Search This Blog

Sunday, January 31, 2010

January Reads II

With all the cold, snow and ice January brought, I can't say I'm sorry to see it go. On the other hand, the weather was quite conducive to reading. Since January 13 I have read: Three 'Agatha Raisin' mysteries by M.C. Beaton. These are entertaining, quick reads set in England's Cotswold District. Agatha is a 50's something woman retired from the London PR rat race. She vacillates between loving the charm of village life and being bored by it. Missing the fast paced work world may explain her penchant for solving mysteries. One way or another, Aggie is involved in murder and mayhem. The three titles are: "The Murderous Marriage", The Wizard of Evesham" and "The Fairies of Fryfam".
Meg Rosoff is another London author new to me. "The Bride's Farewell" tells the tale of a young woman in 1850's England who flees home before dawn on the day she is to wed her childhood sweetheart. Pell joins the stream of humanity on the road to Salisbury Fair hoping to find work. She has sworn to never marry, to never bear child after child and become the drudge she saw her mother to be. Her experiences and the outcome of the book make for an entertaining read. Rosoff is a Carnegie Medal winner for "Just In Case". I would like to read that as well as her two other books, "How I Live Now" and "What I Was".
I had to wait three months before finally getting Kathy Reichs' "206 Bones" from the library. This is her twelfth Temperance Brennan novel. It took me a few chapters to get into the book and at first I didn't think it was as good as her previous eleven books (all of which I've read). The story line explores what could happen if a forensic colleague sabotaged work in the lab. 206 bones refers to the number of bones in the human body. I still find Reichs work fascinating and will continue reading all her novels and watching "Bones" on t.v.
In keeping with one of my New Year's Resolutions to read some non-fiction, I read Martha A. Sandweiss's "Passing Strange" the biography of Clarence King. King was a nineteenth-century scientist, geologist and author who helped survey and map the American West after the Civil War.

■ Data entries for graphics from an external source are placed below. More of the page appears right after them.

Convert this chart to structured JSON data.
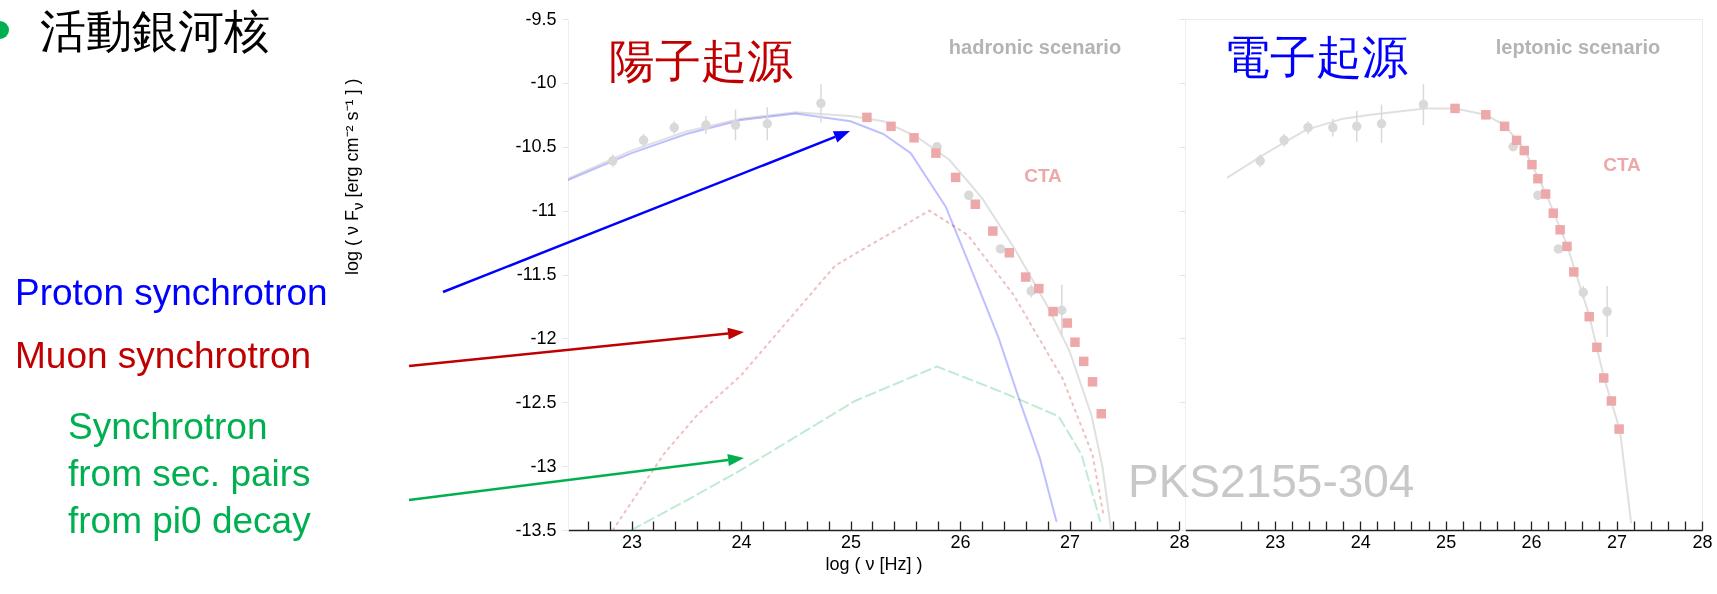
{
  "chart_data": [
    {
      "type": "line",
      "title": "陽子起源",
      "xlabel": "log ( ν [Hz] )",
      "ylabel": "log ( ν F$_{ν}$ [erg cm⁻² s⁻¹ ] )",
      "annotations": [
        "活動銀河核",
        "hadronic scenario",
        "PKS2155-304"
      ],
      "xlim": [
        22.42,
        28
      ],
      "ylim": [
        -13.5,
        -9.5
      ],
      "xticks": [
        {
          "value": 22.6,
          "label": null
        },
        {
          "value": 22.8,
          "label": null
        },
        23,
        {
          "value": 23.2,
          "label": null
        },
        {
          "value": 23.4,
          "label": null
        },
        {
          "value": 23.6,
          "label": null
        },
        {
          "value": 23.8,
          "label": null
        },
        24,
        {
          "value": 24.2,
          "label": null
        },
        {
          "value": 24.4,
          "label": null
        },
        {
          "value": 24.6,
          "label": null
        },
        {
          "value": 24.8,
          "label": null
        },
        25,
        {
          "value": 25.2,
          "label": null
        },
        {
          "value": 25.4,
          "label": null
        },
        {
          "value": 25.6,
          "label": null
        },
        {
          "value": 25.8,
          "label": null
        },
        26,
        {
          "value": 26.2,
          "label": null
        },
        {
          "value": 26.4,
          "label": null
        },
        {
          "value": 26.6,
          "label": null
        },
        {
          "value": 26.8,
          "label": null
        },
        27,
        {
          "value": 27.2,
          "label": null
        },
        {
          "value": 27.4,
          "label": null
        },
        {
          "value": 27.6,
          "label": null
        },
        {
          "value": 27.8,
          "label": null
        },
        28
      ],
      "yticks": [
        -13.5,
        -13,
        -12.5,
        -12,
        -11.5,
        -11,
        -10.5,
        -10,
        -9.5
      ],
      "series": [
        {
          "type": "scatter",
          "marker": "circle",
          "color": "#d9d9d9",
          "x": [
            22.83,
            23.11,
            23.39,
            23.68,
            23.95,
            24.24,
            24.73,
            25.79,
            26.08,
            26.37,
            26.65,
            26.93
          ],
          "values": [
            -10.61,
            -10.45,
            -10.35,
            -10.33,
            -10.33,
            -10.32,
            -10.16,
            -10.5,
            -10.88,
            -11.3,
            -11.63,
            -11.78
          ],
          "errors": [
            0.05,
            0.05,
            0.05,
            0.07,
            0.12,
            0.13,
            0.15,
            null,
            null,
            null,
            0.05,
            0.2
          ]
        },
        {
          "name": "CTA",
          "type": "scatter",
          "marker": "square",
          "color": "#eda9a9",
          "x": [
            25.15,
            25.37,
            25.58,
            25.78,
            25.96,
            26.14,
            26.3,
            26.45,
            26.6,
            26.72,
            26.85,
            26.98,
            27.05,
            27.13,
            27.21,
            27.29
          ],
          "values": [
            -10.27,
            -10.34,
            -10.43,
            -10.55,
            -10.74,
            -10.95,
            -11.16,
            -11.33,
            -11.52,
            -11.61,
            -11.79,
            -11.88,
            -12.03,
            -12.18,
            -12.34,
            -12.59
          ]
        },
        {
          "type": "line",
          "line_style": "solid",
          "color": "#e0e0e0",
          "x": [
            22.42,
            23,
            23.5,
            24,
            24.5,
            25,
            25.3,
            25.6,
            25.9,
            26.2,
            26.5,
            26.8,
            27,
            27.2,
            27.3,
            27.38
          ],
          "values": [
            -10.75,
            -10.53,
            -10.38,
            -10.28,
            -10.23,
            -10.26,
            -10.3,
            -10.42,
            -10.6,
            -10.9,
            -11.3,
            -11.75,
            -12.1,
            -12.6,
            -13,
            -13.5
          ]
        },
        {
          "name": "Proton synchrotron",
          "type": "line",
          "line_style": "solid",
          "color": "#0000ff",
          "x": [
            22.42,
            23,
            23.5,
            24,
            24.5,
            25,
            25.3,
            25.55,
            25.87,
            26.07,
            26.35,
            26.55,
            26.73,
            26.88
          ],
          "values": [
            -10.76,
            -10.55,
            -10.4,
            -10.29,
            -10.24,
            -10.3,
            -10.4,
            -10.55,
            -10.97,
            -11.39,
            -11.99,
            -12.5,
            -12.94,
            -13.43
          ]
        },
        {
          "name": "Muon synchrotron",
          "type": "line",
          "line_style": "dotted",
          "color": "#c00000",
          "x": [
            22.83,
            23.3,
            23.6,
            24,
            24.86,
            25.72,
            26.07,
            26.49,
            26.94,
            27.21,
            27.31
          ],
          "values": [
            -13.5,
            -12.9,
            -12.6,
            -12.29,
            -11.43,
            -11,
            -11.19,
            -11.66,
            -12.32,
            -12.91,
            -13.38
          ]
        },
        {
          "name": "Synchrotron\nfrom sec. pairs\nfrom pi0 decay",
          "type": "line",
          "line_style": "dashed",
          "color": "#00b050",
          "x": [
            23,
            23.5,
            24,
            25.04,
            25.79,
            26.41,
            26.9,
            27.11,
            27.28
          ],
          "values": [
            -13.5,
            -13.27,
            -13.03,
            -12.49,
            -12.22,
            -12.43,
            -12.61,
            -12.91,
            -13.43
          ]
        }
      ]
    },
    {
      "type": "line",
      "title": "電子起源",
      "annotations": [
        "leptonic scenario"
      ],
      "tick_labels": "x",
      "xlim": [
        21.95,
        28
      ],
      "ylim": [
        -13.5,
        -9.5
      ],
      "xticks": [
        {
          "value": 22.6,
          "label": null
        },
        {
          "value": 22.8,
          "label": null
        },
        23,
        {
          "value": 23.2,
          "label": null
        },
        {
          "value": 23.4,
          "label": null
        },
        {
          "value": 23.6,
          "label": null
        },
        {
          "value": 23.8,
          "label": null
        },
        24,
        {
          "value": 24.2,
          "label": null
        },
        {
          "value": 24.4,
          "label": null
        },
        {
          "value": 24.6,
          "label": null
        },
        {
          "value": 24.8,
          "label": null
        },
        25,
        {
          "value": 25.2,
          "label": null
        },
        {
          "value": 25.4,
          "label": null
        },
        {
          "value": 25.6,
          "label": null
        },
        {
          "value": 25.8,
          "label": null
        },
        26,
        {
          "value": 26.2,
          "label": null
        },
        {
          "value": 26.4,
          "label": null
        },
        {
          "value": 26.6,
          "label": null
        },
        {
          "value": 26.8,
          "label": null
        },
        27,
        {
          "value": 27.2,
          "label": null
        },
        {
          "value": 27.4,
          "label": null
        },
        {
          "value": 27.6,
          "label": null
        },
        {
          "value": 27.8,
          "label": null
        },
        28
      ],
      "yticks": [
        -13.5,
        -13,
        -12.5,
        -12,
        -11.5,
        -11,
        -10.5,
        -10,
        -9.5
      ],
      "series": [
        {
          "type": "scatter",
          "marker": "circle",
          "color": "#d9d9d9",
          "x": [
            22.83,
            23.11,
            23.39,
            23.68,
            23.96,
            24.25,
            24.74,
            25.79,
            26.08,
            26.32,
            26.61,
            26.89
          ],
          "values": [
            -10.61,
            -10.45,
            -10.35,
            -10.35,
            -10.34,
            -10.32,
            -10.17,
            -10.5,
            -10.88,
            -11.3,
            -11.64,
            -11.79
          ],
          "errors": [
            0.05,
            0.05,
            0.05,
            0.07,
            0.12,
            0.15,
            0.16,
            null,
            null,
            null,
            0.05,
            0.2
          ]
        },
        {
          "name": "CTA",
          "type": "scatter",
          "marker": "square",
          "color": "#eda9a9",
          "x": [
            25.11,
            25.47,
            25.69,
            25.83,
            25.92,
            26.01,
            26.08,
            26.17,
            26.26,
            26.34,
            26.42,
            26.5,
            26.68,
            26.77,
            26.85,
            26.94,
            27.03
          ],
          "values": [
            -10.2,
            -10.25,
            -10.34,
            -10.45,
            -10.53,
            -10.64,
            -10.75,
            -10.87,
            -11.02,
            -11.15,
            -11.28,
            -11.48,
            -11.83,
            -12.07,
            -12.31,
            -12.49,
            -12.71
          ]
        },
        {
          "type": "line",
          "line_style": "solid",
          "color": "#e0e0e0",
          "x": [
            22.45,
            22.9,
            23.36,
            23.8,
            24.12,
            24.76,
            25.11,
            25.47,
            25.69,
            25.92,
            26.17,
            26.42,
            26.68,
            26.85,
            27.04,
            27.17
          ],
          "values": [
            -10.74,
            -10.55,
            -10.37,
            -10.28,
            -10.25,
            -10.2,
            -10.2,
            -10.25,
            -10.33,
            -10.52,
            -10.86,
            -11.27,
            -11.82,
            -12.3,
            -12.72,
            -13.44
          ]
        }
      ]
    }
  ]
}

Much is known of King's public life, of his friendship with Secretary of State John Hay, and his membership in many of New York's finest men's clubs but very little is known of his secret marriage to Ada Copeland, a black woman and former slave and of their five children. It is this secret life which history professor Sandweiss attempts to uncover. And while at times "Passing Strange" almost felt like a novel, I still found myself slogging through to finish it.
"Souvenir" a first novel by Therese Fowler completes my January reads. "Souvenir" is a "what might have been" story of a young woman who chooses family responsibility over her own desires. In order to save her parents' farm, she marrys for money instead of marrying her childhood sweetheart. Seventeen years later when she is confronted with her own mortality, she once again has to make choices.
When these seven books go back to the library tomorrow or the next day, I am going to try really hard not to bring seven more home with me - opting instead to read a few of my own books - including Mark's xmas gift, "The Elegance of the Hedgehog".

1 comment:

  1. The Agatha Raisin books are going on my To Read list.

    I hope you enjoy The Elegance of the Hedgehog--let's have virtual book club when you're done.